Back in December, the MBA reported that net profit for lenders had declined to $1,238 per loan in the third quarter of 2015 with the cost to originate roughly at $7,100 per loan. The first quarter of this year looks to be even worse with the implementation of TRID regulations. I have even heard of some companies’ cost to originate rising to $9,000 to $10,000 per loan. These are frightening numbers and should raise concerns in every corporate office.
In our present business environment, it is clear that many companies will be consolidated unless they address their rising cost structures. One of the core financial problems driving poor profitability is out-of-control hiring expenses. With the ongoing war for sales talent and companies outbidding each other for mediocre producers, the end result is a high-cost structure. As we all know, a high-cost structure does not support the lender’s need to make a large enough profit to reinvest in their company. The current production of 2.5 units per originator isn’t enough to break even in the new world of origination. As any venture capitalist will tell you, costs have to be in alignment with sales and if not, this is an unsustainable strategy.
So, what IS working in mortgage banking? Who is increasing market share? One of the most incredible success stories is Quicken. Forget their technological prowess (which I think is over-hyped) but consider that they are exemplary marketers in promoting their technology as a differentiator and what it means to their customers. In my view, their claim to fame is that they have figured out how to reel in their personnel cost structure. How do they do it? They refine the job responsibilities for their originators and segment the job into specific steps and roles; they hire rookies and pay them salary and bonus; they train these originators in best practices and don’t let them do their own thing; and most importantly, they hold them accountable. The end result is increased market share across many product lines while keeping costs in check. All of this translates into a structured sales process that is scripted to a best practices focus.
What are other lenders doing? The same old DIY sales approach — hire branch teams, give them free rein and hope they bring in volume quickly. Isn’t it time to grab the bull by the horns and recognize that the only winner in this approach is the originator and the lender is left with all the risk?

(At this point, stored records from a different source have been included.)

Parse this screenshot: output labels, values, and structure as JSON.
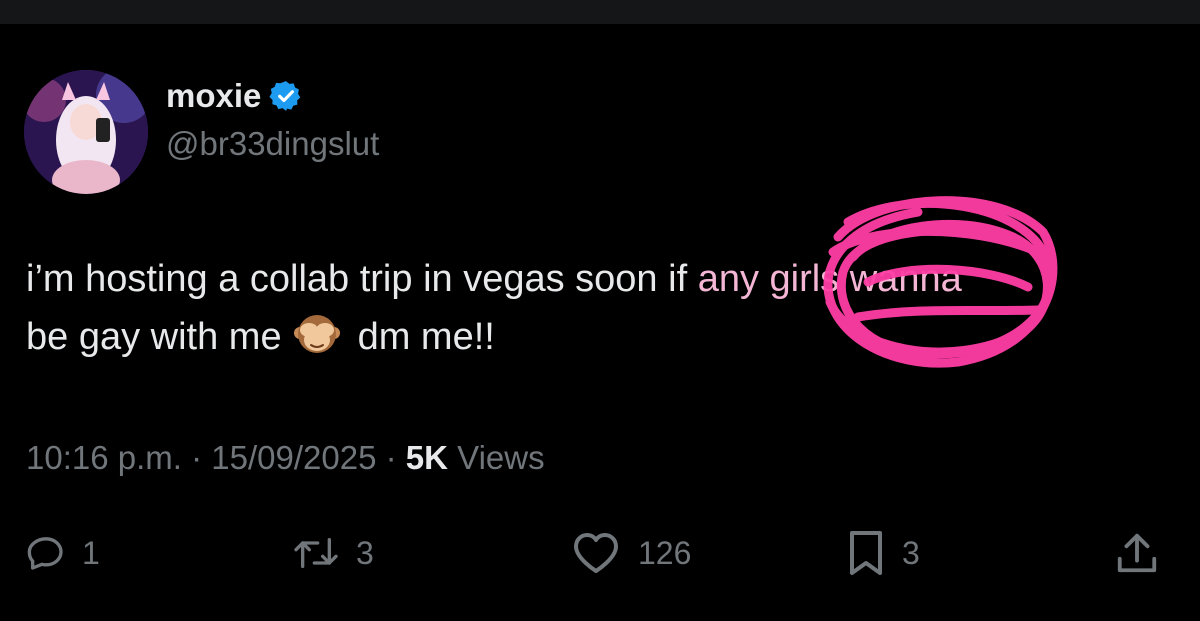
{
  "author": {
    "display_name": "moxie",
    "handle": "@br33dingslut",
    "verified_icon": "verified-badge-icon",
    "avatar_icon": "avatar"
  },
  "tweet": {
    "line1_before": "i’m hosting a collab trip in vegas soon if ",
    "line1_highlight": "any girls wanna",
    "line2_before": "be gay with me",
    "line2_emoji": "see-no-evil-monkey-emoji",
    "line2_after": "dm me!!"
  },
  "meta": {
    "time": "10:16 p.m.",
    "separator": "·",
    "date": "15/09/2025",
    "views_count": "5K",
    "views_label": "Views"
  },
  "actions": {
    "replies": "1",
    "retweets": "3",
    "likes": "126",
    "bookmarks": "3"
  },
  "colors": {
    "background": "#000000",
    "text": "#e7e9ea",
    "secondary_text": "#71767b",
    "verified_blue": "#1d9bf0",
    "scribble_pink": "#ff3ea5"
  }
}
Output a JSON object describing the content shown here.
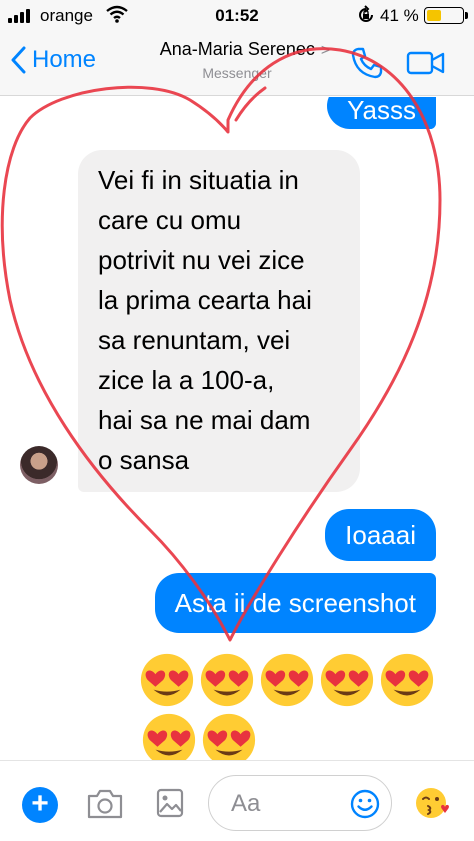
{
  "status_bar": {
    "carrier": "orange",
    "time": "01:52",
    "battery": "41 %",
    "battery_level": 0.41,
    "signal_bars": 4
  },
  "nav": {
    "back_label": "Home",
    "title": "Ana-Maria Serenec",
    "title_chevron": ">",
    "subtitle": "Messenger",
    "icons": [
      "chevron-left-icon",
      "phone-icon",
      "video-camera-icon"
    ]
  },
  "messages": {
    "out_top": "Yasss",
    "incoming_lines": [
      "Vei fi in situatia in",
      "care cu omu",
      "potrivit nu vei zice",
      "la prima cearta hai",
      "sa renuntam, vei",
      "zice la a 100-a,",
      "hai sa ne mai dam",
      "o sansa"
    ],
    "out_1": "Ioaaai",
    "out_2": "Asta ii de screenshot",
    "emoji_name": "heart-eyes-emoji",
    "emoji_count_row1": 5,
    "emoji_count_row2": 2
  },
  "composer": {
    "placeholder": "Aa",
    "icons": [
      "plus-icon",
      "camera-icon",
      "photo-icon",
      "smiley-icon",
      "kissing-emoji-icon"
    ]
  },
  "colors": {
    "accent": "#0084ff",
    "incoming_bubble": "#f1f0f0",
    "drawing": "#e8333f"
  },
  "drawing": "red heart outline drawn over the conversation"
}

It seems to me that managers today need to come to grips with the fact that they have way too many originators who don’t prospect and are simply order-takers. Order-takers should be in a call center and the true hunters should be the only ones in the field. As one veteran mortgage banker observed, it is time to have two job descriptions—one for the order-taker and one for the hunter who will bring in new referral sources. I think she is right. Paying everyone as if they are hunters when they are not just puts another nail in a company’s coffin.